Buckley would not give up and he wandered alone, eating shellfish and berries for several weeks before he was befriended by the Wathaurang people. In a lucky coincidence, the tall, pale Buckley, who carried a spear he’d found at a grave, was initially thought to be a reincarnation of a Wathaurang leader, who was also very tall. Over the next 32 years Buckley lived with the Wathaurang, learnt their language and customs, married and had a daughter.

When Batman’s colonising party arrived in 1835, Buckley finally emerged to meet them. At first he couldn’t remember his own language or name but identified himself by the WB tattooed on his arm. He tried to work as an intermediary between the settlers and the aborigines and was employed as an interpreter to resolve disputes. But he felt he wasn’t trusted by either side.
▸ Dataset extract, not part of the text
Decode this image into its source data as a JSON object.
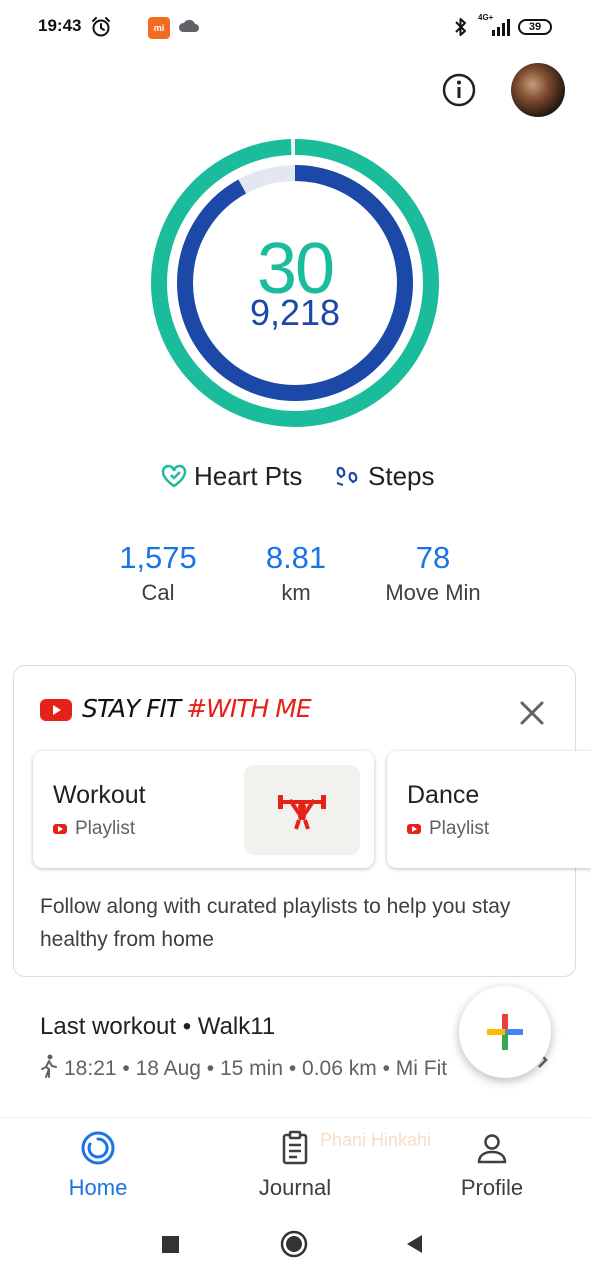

After less than 2 years he left for Hobart where he died after an accident in January 1856.

Buckley’s story has been reinterpreted many times over the years. He was a private and cautious man, and gave only 2 accounts of his life. Many of the images of the first European settlement on the banks of the Yarra River include Buckley as a pale giant clad in animal skins, approaching the newcomers.

His name lives on in Australian slang with the ironic saying “you’ve got Buckley’s chance” or “Buckley’s hope”. It was combined with the name of a popular former Melbourne department store Buckley’s and Nunn, to mean very little or no chance—despite the fact the real Buckley took his impossible chance for freedom and survived.